Ce sont des femmes et des hommes qui agissent ensemble à la réalisation d’un projet commun auquel elles/ils adhèrent. Nos bénévoles et salariés s’engagent aux côtés des partenaires dans leurs actions pour l’application des droits sociaux fondamentaux, chacun avec ses compétences et ses libres apports. En France, les bénévoles, acteurs de terrain et ambassadeurs de l’association, développent des actions de sensibilisation aux droits et des événements de collecte de fonds à travers les projets soutenus en Afrique, Amérique latine et Asie. Terre des Hommes France a gardé cette particularité d’être un mouvement d’engagement et d’actions, d’où son vivier de citoyens actifs mobilisant leurs capacités de dons et d’engagement essentiels pour faire vivre l’association. Les actions des adhérents font prendre conscience de l’appartenance de chacun à la société civile, des pouvoirs de chacun en tant que citoyen actif. Les salariés sont aussi engagés que les bénévoles. À défaut d’être en pure militance, l’expertise salariée et professionnelle est mise au service des ambitions et des objectifs fixés par Terre des Hommes France. Chacun, dans son secteur, participe au bon fonctionnement de l’association et à la réalisation de ses missions en contribuant au sérieux du partenariat, à la crédibilité de l’association vis-à-vis des institutions publiques, à l’efficacité des programmes soutenus, à la pertinence dans la communication et l’impact du plaidoyer mené en réseaux.
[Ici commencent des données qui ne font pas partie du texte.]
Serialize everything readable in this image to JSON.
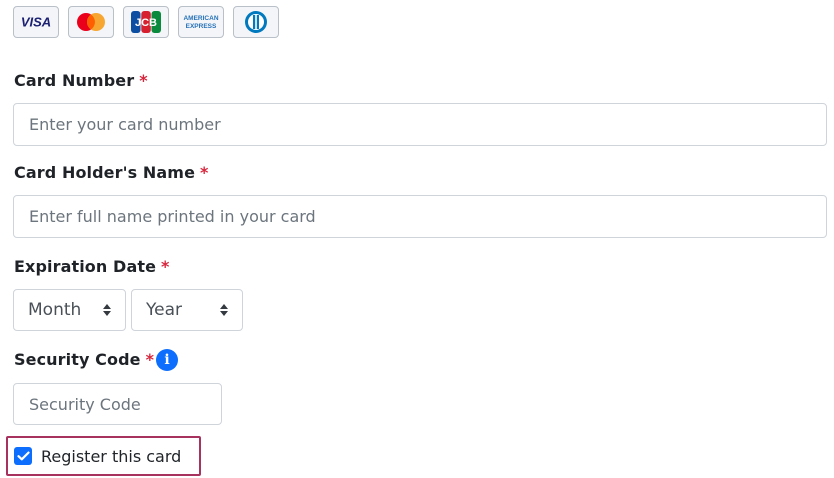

Comment concrètement aider votre ONG ?
La contribution aux actions de Terre des Hommes France peut se faire sous diverses formes: en s’engageant et engageant son temps en tant qu’adhérent bénévole au siège de l’association ou dans une des 24 délégations en France (Cf. liste des délégations disponible sur le site www.terredeshommes.fr)en finançant l’ensemble des projets ou certains en particulier, grâce au don à l’association (en ligne sur site Internet www.terredeshommes.fr ou par chèque). Les ressources de Terre des Hommes France proviennent essentiellement de la générosité du public, et Terre des Hommes France est habilitée à émettre des reçus fiscaux qui ouvrent droit à une réduction d’impôts de 66 % du don, dans la limite de 20 % du revenu imposable.
André Malraux disait : « Les hommes sont la vermine de la terre. » Partagez-vous ce sentiment ?
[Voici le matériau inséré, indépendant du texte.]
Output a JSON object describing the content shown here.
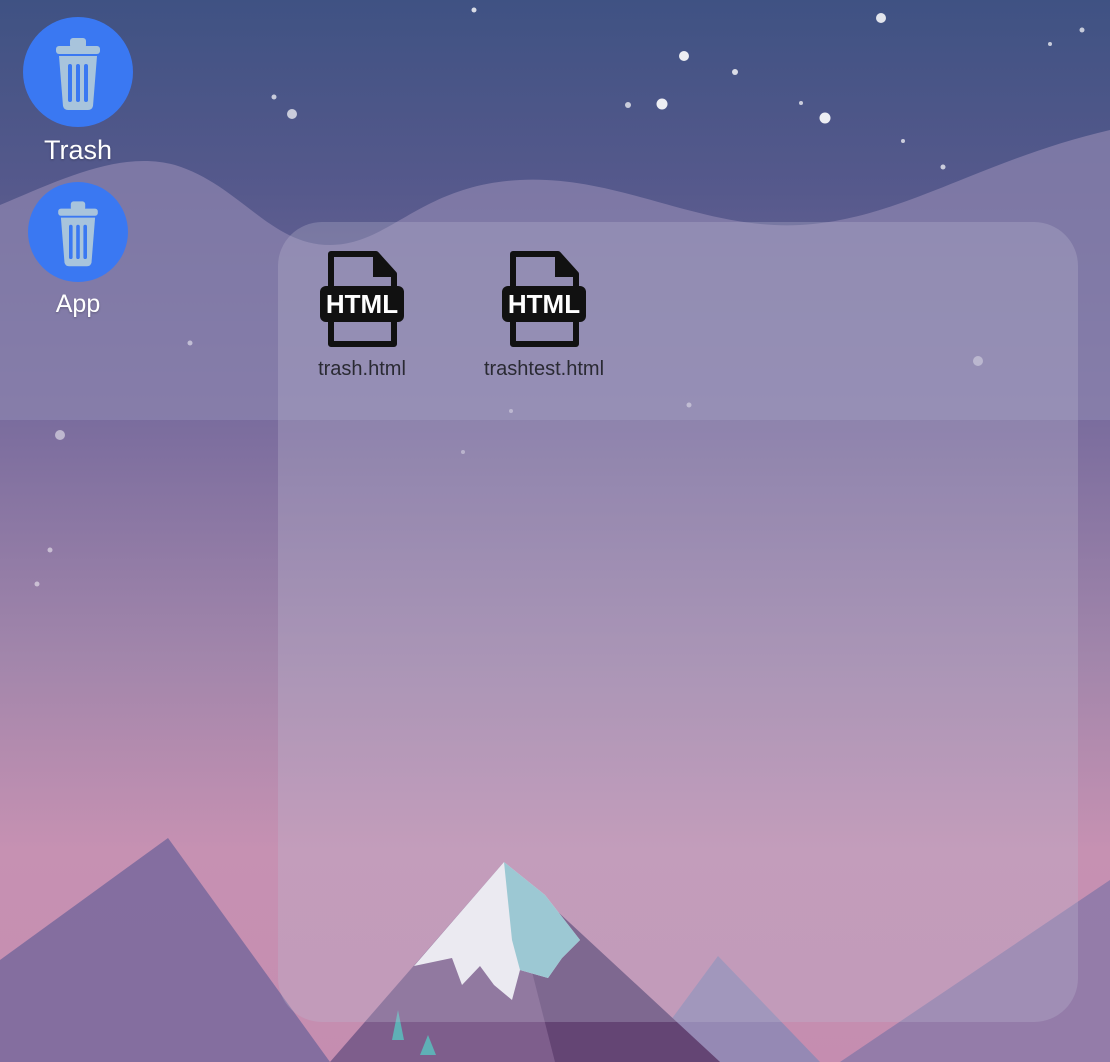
{
  "desktop": {
    "icons": [
      {
        "label": "Trash",
        "icon": "trash-icon"
      },
      {
        "label": "App",
        "icon": "trash-icon"
      }
    ]
  },
  "folder": {
    "files": [
      {
        "name": "trash.html",
        "icon": "html-file-icon",
        "badge": "HTML"
      },
      {
        "name": "trashtest.html",
        "icon": "html-file-icon",
        "badge": "HTML"
      }
    ]
  },
  "colors": {
    "icon_circle": "#3a78f2",
    "trash_glyph": "#a8c4dc",
    "sky_top": "#3f5283",
    "sky_bottom": "#c691b2"
  }
}
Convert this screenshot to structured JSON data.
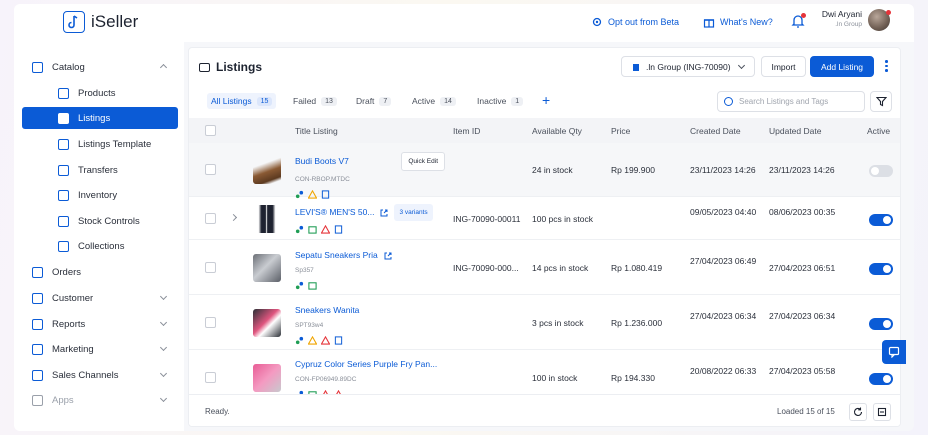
{
  "app": {
    "name": "iSeller"
  },
  "header": {
    "opt_out": "Opt out from Beta",
    "whats_new": "What's New?",
    "user_name": "Dwi Aryani",
    "user_org": ".ln Group"
  },
  "sidebar": {
    "items": [
      {
        "label": "Catalog",
        "icon": "catalog-icon"
      },
      {
        "label": "Products",
        "icon": "products-icon"
      },
      {
        "label": "Listings",
        "icon": "listings-icon"
      },
      {
        "label": "Listings Template",
        "icon": "listings-template-icon"
      },
      {
        "label": "Transfers",
        "icon": "transfers-icon"
      },
      {
        "label": "Inventory",
        "icon": "inventory-icon"
      },
      {
        "label": "Stock Controls",
        "icon": "stock-controls-icon"
      },
      {
        "label": "Collections",
        "icon": "collections-icon"
      },
      {
        "label": "Orders",
        "icon": "orders-icon"
      },
      {
        "label": "Customer",
        "icon": "customer-icon"
      },
      {
        "label": "Reports",
        "icon": "reports-icon"
      },
      {
        "label": "Marketing",
        "icon": "marketing-icon"
      },
      {
        "label": "Sales Channels",
        "icon": "sales-channels-icon"
      },
      {
        "label": "Apps",
        "icon": "apps-icon"
      }
    ]
  },
  "main": {
    "title": "Listings",
    "store_select": ".ln Group (ING-70090)",
    "import_label": "Import",
    "add_label": "Add Listing",
    "tabs": [
      {
        "label": "All Listings",
        "count": "15"
      },
      {
        "label": "Failed",
        "count": "13"
      },
      {
        "label": "Draft",
        "count": "7"
      },
      {
        "label": "Active",
        "count": "14"
      },
      {
        "label": "Inactive",
        "count": "1"
      }
    ],
    "plus": "+",
    "search_placeholder": "Search Listings and Tags",
    "columns": [
      "Title Listing",
      "Item ID",
      "Available Qty",
      "Price",
      "Created Date",
      "Updated Date",
      "Active"
    ],
    "rows": [
      {
        "title": "Budi Boots V7",
        "sku": "CON-RBOP.MTDC",
        "quick_edit": "Quick Edit",
        "item_id": "",
        "qty": "24 in stock",
        "price": "Rp 199.900",
        "created": "23/11/2023 14:26",
        "updated": "23/11/2023 14:26",
        "active": false
      },
      {
        "title": "LEVI'S® MEN'S 50...",
        "variants": "3 variants",
        "item_id": "ING-70090-00011",
        "qty": "100 pcs in stock",
        "price": "",
        "created": "09/05/2023 04:40",
        "updated": "08/06/2023 00:35",
        "active": true
      },
      {
        "title": "Sepatu Sneakers Pria",
        "sku": "Sp357",
        "item_id": "ING-70090-000...",
        "qty": "14 pcs in stock",
        "price": "Rp 1.080.419",
        "created": "27/04/2023 06:49",
        "updated": "27/04/2023 06:51",
        "active": true
      },
      {
        "title": "Sneakers Wanita",
        "sku": "SPT93w4",
        "item_id": "",
        "qty": "3 pcs in stock",
        "price": "Rp 1.236.000",
        "created": "27/04/2023 06:34",
        "updated": "27/04/2023 06:34",
        "active": true
      },
      {
        "title": "Cypruz Color Series Purple Fry Pan...",
        "sku": "CON-FP06949.89DC",
        "item_id": "",
        "qty": "100 in stock",
        "price": "Rp 194.330",
        "created": "20/08/2022 06:33",
        "updated": "27/04/2023 05:58",
        "active": true
      }
    ],
    "status": "Ready.",
    "loaded": "Loaded 15 of 15"
  },
  "colors": {
    "accent": "#0b5bd6",
    "warn": "#f0a500",
    "danger": "#e5343a",
    "green": "#1f9d55"
  }
}
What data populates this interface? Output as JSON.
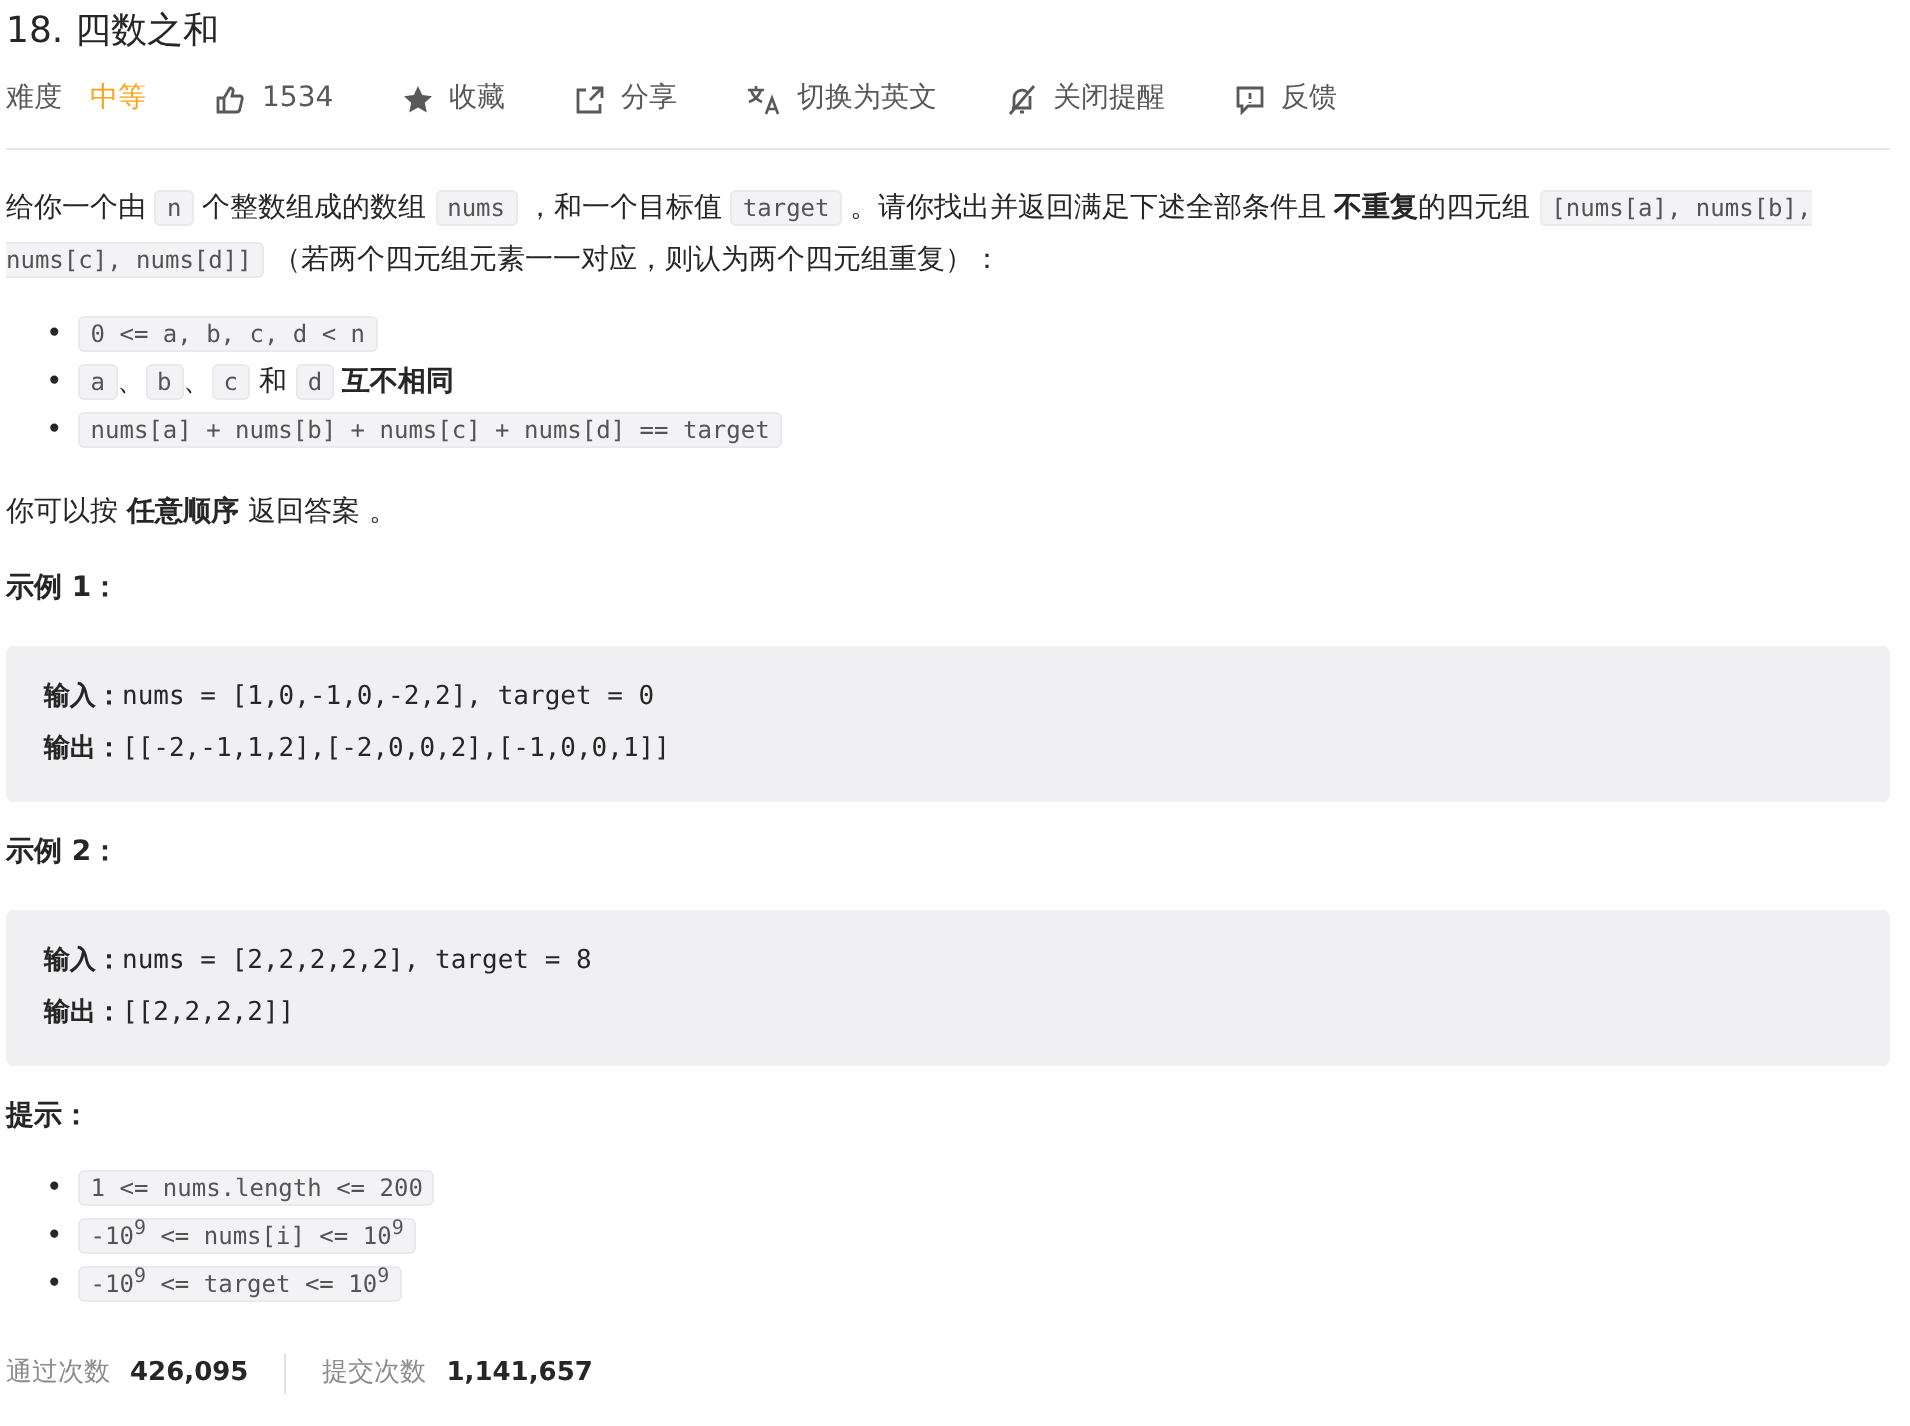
{
  "title": "18. 四数之和",
  "meta": {
    "difficulty_label": "难度",
    "difficulty": "中等",
    "actions": [
      {
        "kind": "like",
        "label": "1534"
      },
      {
        "kind": "star",
        "label": "收藏"
      },
      {
        "kind": "share",
        "label": "分享"
      },
      {
        "kind": "translate",
        "label": "切换为英文"
      },
      {
        "kind": "bell-off",
        "label": "关闭提醒"
      },
      {
        "kind": "feedback",
        "label": "反馈"
      }
    ]
  },
  "description": [
    [
      {
        "kind": "text",
        "text": "给你一个由 "
      },
      {
        "kind": "code",
        "text": "n"
      },
      {
        "kind": "text",
        "text": " 个整数组成的数组 "
      },
      {
        "kind": "code",
        "text": "nums"
      },
      {
        "kind": "text",
        "text": " ，和一个目标值 "
      },
      {
        "kind": "code",
        "text": "target"
      },
      {
        "kind": "text",
        "text": " 。请你找出并返回满足下述全部条件且"
      },
      {
        "kind": "bold",
        "text": "不重复"
      },
      {
        "kind": "text",
        "text": "的四元组 "
      },
      {
        "kind": "code",
        "text": "[nums[a], nums[b], nums[c], nums[d]]"
      },
      {
        "kind": "text",
        "text": " （若两个四元组元素一一对应，则认为两个四元组重复）："
      }
    ]
  ],
  "conditions": [
    [
      {
        "kind": "code",
        "text": "0 <= a, b, c, d < n"
      }
    ],
    [
      {
        "kind": "code",
        "text": "a"
      },
      {
        "kind": "text",
        "text": "、"
      },
      {
        "kind": "code",
        "text": "b"
      },
      {
        "kind": "text",
        "text": "、"
      },
      {
        "kind": "code",
        "text": "c"
      },
      {
        "kind": "text",
        "text": " 和 "
      },
      {
        "kind": "code",
        "text": "d"
      },
      {
        "kind": "bold",
        "text": "互不相同"
      }
    ],
    [
      {
        "kind": "code",
        "text": "nums[a] + nums[b] + nums[c] + nums[d] == target"
      }
    ]
  ],
  "bullet": "•",
  "answer_note": [
    {
      "kind": "text",
      "text": "你可以按 "
    },
    {
      "kind": "bold",
      "text": "任意顺序"
    },
    {
      "kind": "text",
      "text": " 返回答案 。"
    }
  ],
  "examples": [
    {
      "title": "示例 1：",
      "lines": [
        {
          "label": "输入：",
          "value": "nums = [1,0,-1,0,-2,2], target = 0"
        },
        {
          "label": "输出：",
          "value": "[[-2,-1,1,2],[-2,0,0,2],[-1,0,0,1]]"
        }
      ]
    },
    {
      "title": "示例 2：",
      "lines": [
        {
          "label": "输入：",
          "value": "nums = [2,2,2,2,2], target = 8"
        },
        {
          "label": "输出：",
          "value": "[[2,2,2,2]]"
        }
      ]
    }
  ],
  "hints_title": "提示：",
  "hints": [
    "1 <= nums.length <= 200",
    "-10$^{9}$ <= nums[i] <= 10$^{9}$",
    "-10$^{9}$ <= target <= 10$^{9}$"
  ],
  "stats": [
    {
      "label": "通过次数",
      "value": "426,095"
    },
    {
      "label": "提交次数",
      "value": "1,141,657"
    }
  ]
}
Dans un constat circonstancié de la misère humaine, il est possible d’oser cette formule qui ne suffit pas à traduire les capacités millénaires du sujet humain à projeter ses forces mythologiques et imaginantes dans des engagements révolutionnaires en créant et recréant la terre et le monde dans le meilleur et le pire. La formule ne peut non plus couvrir la complexité par laquelle la vermine dans un cycle long et écologique détermine les dynamiques contingentes et universelle(s) des êtres et des choses, tant de façon positive que négative.